Forum Moderators: open

Message Too Old, No Replies

Count indexed pages

count indexed google pages

         

conm

1:33 pm on May 31, 2004 (gmt 0)



Hello,

I am wondering if somehow it is possible to get a count/percentage on the pages that are not indexed (returning url as title and no cache) but still show up in google when doing a 'site:' search.

For smaller sites one can have an idea on what the percentage is but for a 250K+ pages site it is too difficult and we are experiencing a lot of pages 'disappearing'/becoming unsearchable.
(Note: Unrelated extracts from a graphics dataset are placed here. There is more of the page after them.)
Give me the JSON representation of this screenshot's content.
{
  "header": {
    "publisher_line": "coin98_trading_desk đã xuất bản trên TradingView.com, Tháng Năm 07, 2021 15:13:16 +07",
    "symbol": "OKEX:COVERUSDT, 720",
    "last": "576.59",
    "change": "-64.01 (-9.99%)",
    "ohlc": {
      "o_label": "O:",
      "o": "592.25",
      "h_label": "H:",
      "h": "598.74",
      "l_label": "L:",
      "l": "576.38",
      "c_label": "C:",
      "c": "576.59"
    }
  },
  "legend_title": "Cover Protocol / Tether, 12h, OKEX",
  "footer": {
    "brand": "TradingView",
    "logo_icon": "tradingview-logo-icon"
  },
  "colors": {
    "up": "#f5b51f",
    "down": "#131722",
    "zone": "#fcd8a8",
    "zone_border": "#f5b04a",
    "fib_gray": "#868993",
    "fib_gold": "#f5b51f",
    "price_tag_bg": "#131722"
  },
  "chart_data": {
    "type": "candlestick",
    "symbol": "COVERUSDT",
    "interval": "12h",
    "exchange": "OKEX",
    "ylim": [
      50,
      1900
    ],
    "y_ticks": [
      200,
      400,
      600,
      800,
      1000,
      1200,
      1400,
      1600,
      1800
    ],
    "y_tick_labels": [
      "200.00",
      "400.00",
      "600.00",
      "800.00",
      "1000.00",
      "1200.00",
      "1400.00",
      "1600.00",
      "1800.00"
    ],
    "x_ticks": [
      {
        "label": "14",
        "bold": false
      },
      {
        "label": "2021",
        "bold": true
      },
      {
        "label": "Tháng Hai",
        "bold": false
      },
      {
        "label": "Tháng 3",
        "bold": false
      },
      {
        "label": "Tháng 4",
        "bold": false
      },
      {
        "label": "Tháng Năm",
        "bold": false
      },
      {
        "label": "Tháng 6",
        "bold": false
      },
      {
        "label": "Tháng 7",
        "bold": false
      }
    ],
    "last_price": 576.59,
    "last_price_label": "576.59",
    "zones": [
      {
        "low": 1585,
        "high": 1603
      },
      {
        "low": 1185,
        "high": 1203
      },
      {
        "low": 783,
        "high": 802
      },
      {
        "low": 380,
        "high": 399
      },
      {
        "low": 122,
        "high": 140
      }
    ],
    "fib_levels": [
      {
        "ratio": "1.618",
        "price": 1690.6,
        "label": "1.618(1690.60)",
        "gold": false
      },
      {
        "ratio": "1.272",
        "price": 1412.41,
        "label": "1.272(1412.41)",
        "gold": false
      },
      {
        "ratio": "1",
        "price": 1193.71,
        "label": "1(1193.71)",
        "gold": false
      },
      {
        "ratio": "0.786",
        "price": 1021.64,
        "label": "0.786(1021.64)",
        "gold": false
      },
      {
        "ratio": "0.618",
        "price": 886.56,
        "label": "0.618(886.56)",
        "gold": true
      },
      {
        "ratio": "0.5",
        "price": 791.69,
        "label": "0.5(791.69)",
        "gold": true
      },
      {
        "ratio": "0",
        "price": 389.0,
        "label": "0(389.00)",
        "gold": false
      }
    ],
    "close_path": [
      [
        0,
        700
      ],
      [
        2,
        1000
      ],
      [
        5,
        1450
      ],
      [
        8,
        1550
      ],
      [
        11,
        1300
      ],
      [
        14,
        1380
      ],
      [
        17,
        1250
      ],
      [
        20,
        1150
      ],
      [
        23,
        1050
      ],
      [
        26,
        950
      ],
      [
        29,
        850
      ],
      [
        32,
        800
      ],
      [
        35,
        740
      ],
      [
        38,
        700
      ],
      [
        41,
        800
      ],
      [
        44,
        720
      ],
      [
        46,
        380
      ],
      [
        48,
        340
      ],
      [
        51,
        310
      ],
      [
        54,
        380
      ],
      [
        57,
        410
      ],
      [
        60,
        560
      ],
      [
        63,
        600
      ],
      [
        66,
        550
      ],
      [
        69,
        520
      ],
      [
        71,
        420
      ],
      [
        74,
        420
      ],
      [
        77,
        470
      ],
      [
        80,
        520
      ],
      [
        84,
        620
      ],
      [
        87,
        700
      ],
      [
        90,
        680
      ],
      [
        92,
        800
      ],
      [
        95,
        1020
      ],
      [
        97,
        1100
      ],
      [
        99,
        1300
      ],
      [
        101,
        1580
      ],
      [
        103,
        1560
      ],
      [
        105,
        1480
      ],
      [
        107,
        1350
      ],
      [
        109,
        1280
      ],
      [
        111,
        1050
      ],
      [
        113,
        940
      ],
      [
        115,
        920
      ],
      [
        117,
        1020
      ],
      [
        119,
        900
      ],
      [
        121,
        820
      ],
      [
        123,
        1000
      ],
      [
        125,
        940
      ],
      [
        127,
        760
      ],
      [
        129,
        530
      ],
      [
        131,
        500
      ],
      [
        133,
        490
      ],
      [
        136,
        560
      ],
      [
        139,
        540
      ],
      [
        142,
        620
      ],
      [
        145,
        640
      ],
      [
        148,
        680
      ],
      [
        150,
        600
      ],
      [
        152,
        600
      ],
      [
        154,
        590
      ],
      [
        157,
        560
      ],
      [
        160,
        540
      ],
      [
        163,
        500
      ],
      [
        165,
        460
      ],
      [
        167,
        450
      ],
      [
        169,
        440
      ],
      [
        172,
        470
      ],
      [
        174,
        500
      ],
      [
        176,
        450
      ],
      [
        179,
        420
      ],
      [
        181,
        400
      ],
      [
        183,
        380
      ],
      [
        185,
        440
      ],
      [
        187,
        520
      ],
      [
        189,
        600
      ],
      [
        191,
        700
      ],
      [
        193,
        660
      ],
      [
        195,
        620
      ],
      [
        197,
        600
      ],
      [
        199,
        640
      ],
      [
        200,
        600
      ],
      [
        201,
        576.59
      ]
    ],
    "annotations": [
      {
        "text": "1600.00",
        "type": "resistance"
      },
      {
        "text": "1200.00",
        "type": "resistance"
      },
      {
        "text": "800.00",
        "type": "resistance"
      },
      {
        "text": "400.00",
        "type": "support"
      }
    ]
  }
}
Any feedback will be appreciated.
Michael

bsterz

2:03 pm on May 31, 2004 (gmt 0)

10+ Year Member



Liberally stolen from other posts:

#!/usr/bin/perl -w

use SOAP::Lite;

my @results;
my $key='Your Key Here'; #Google API key
my $query= "site:www.example.com";
my $maxResults = "50";
my $rescount = 0;
open(OUTFILE, ">NoCache.txt") or die "couldn't open the data file : $!";
for ($i=0;$i<=($maxResults/10);$i++){

$googleSearch = SOAP::Lite -> service("http://api.google.com/GoogleSearch.wsdl");
$result = $googleSearch -> doGoogleSearch($key, $query, 2*$i, 10, "false", "", "false", "", "latin1", "latin1");
foreach $r(@{$result->{'resultElements'}}){
$rescount++;
print "$rescount:\n";
print "" . $r->{'URL'} . " " . $r->{'title'} . "\n";
if(!$r->{'cachedSize'}){ # If there is no size listed for the cached page.
print OUTFILE "NoCache " . $r->{'URL'} . "\n";
}
}
}

You have to install the SOAP modules for perl. This is not problem as you would run this type of script on your local box anyhoo..I did this one on a Windoze box, but it should work fine in a *nix environment. Shoot out to Google and snag the API key if you don't have one - it's free. This seems to work fine on a couple of sites I have. I have never used this code for this, just hacked it out real quick. This is not intended to be an example of advanced perl coding, yada yada, just tryin to help a brutha out. Your mileage may vary, performed on a closed course by a trained driver, do not try this at home..

See ya,

Bill